On Dec 5, 2005, at 10:19 AM, William A. Rowe, Jr. wrote:

William A. Rowe, Jr. wrote:
But the obvious tangle becomes - do we return T-E chunked - and is that
a valid header as a HEAD response with no body?

From 2616 4.3,

For response messages, whether or not a message-body is included with
   a message is dependent on both the request method and the response
status code (section 6.1.1). All responses to the HEAD request method MUST NOT include a message-body, even though the presence of entity-
   header fields might lead one to believe they do.

I read this that the T-E entity-header field should be forwarded.

I disagree. T-E is a general-header field and must not
be provided if there is no message-body (see section 4.4).

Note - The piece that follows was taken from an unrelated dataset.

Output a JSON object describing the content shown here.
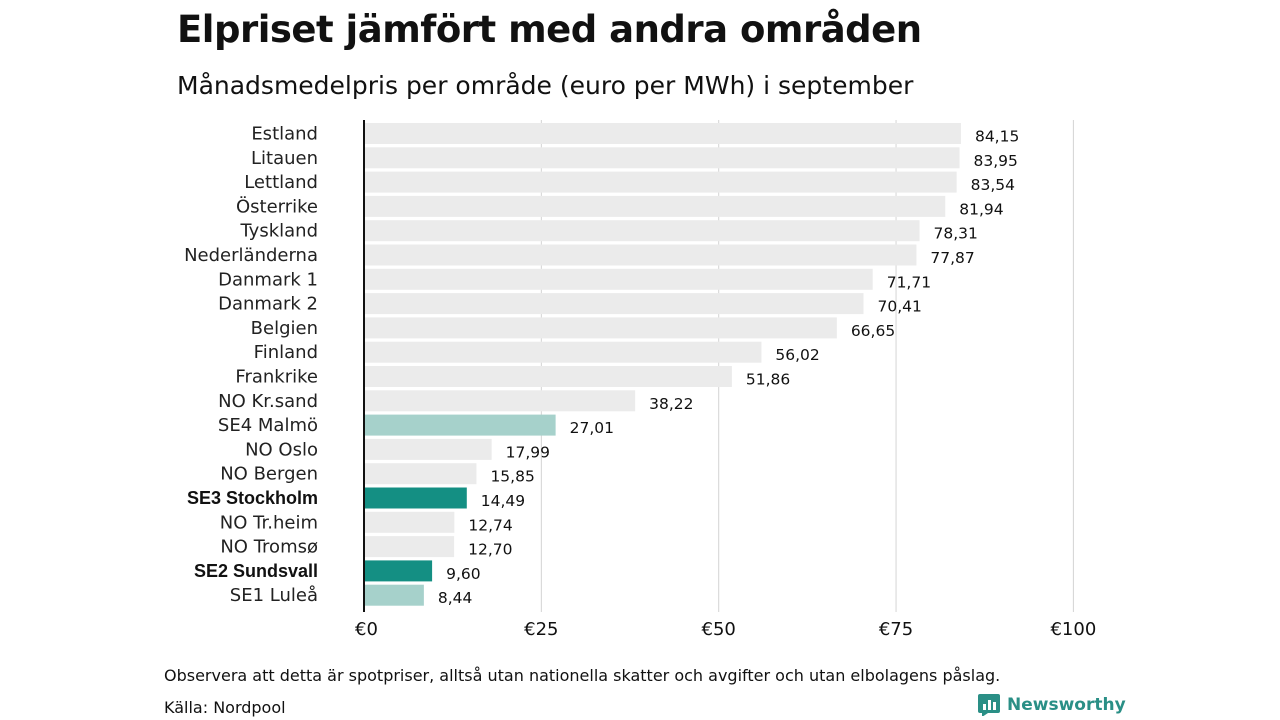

   1.Any response message which "MUST NOT" include a message-body (such
     as the 1xx, 204, and 304 responses and any response to a HEAD
     request) is always terminated by the first empty line after the
     header fields, regardless of the entity-header fields present in
     the message.

Under 4.4

2.If a Transfer-Encoding header field (section 14.41) is present and
     has any value other than "identity", then the transfer-length is
     defined by use of the "chunked" transfer-coding (section 3.6),
     unless the message is terminated by closing the connection.

Which is obviously conditioned on number 1 above it.

But the only way we know we will send the same T-E and C-L values is to
determine the C-L as a result of piping the results through the output
filters to the network stack. Your patch suggests we should ignore that
potential issue.

That is completely irrelevant to forwarding a HEAD response.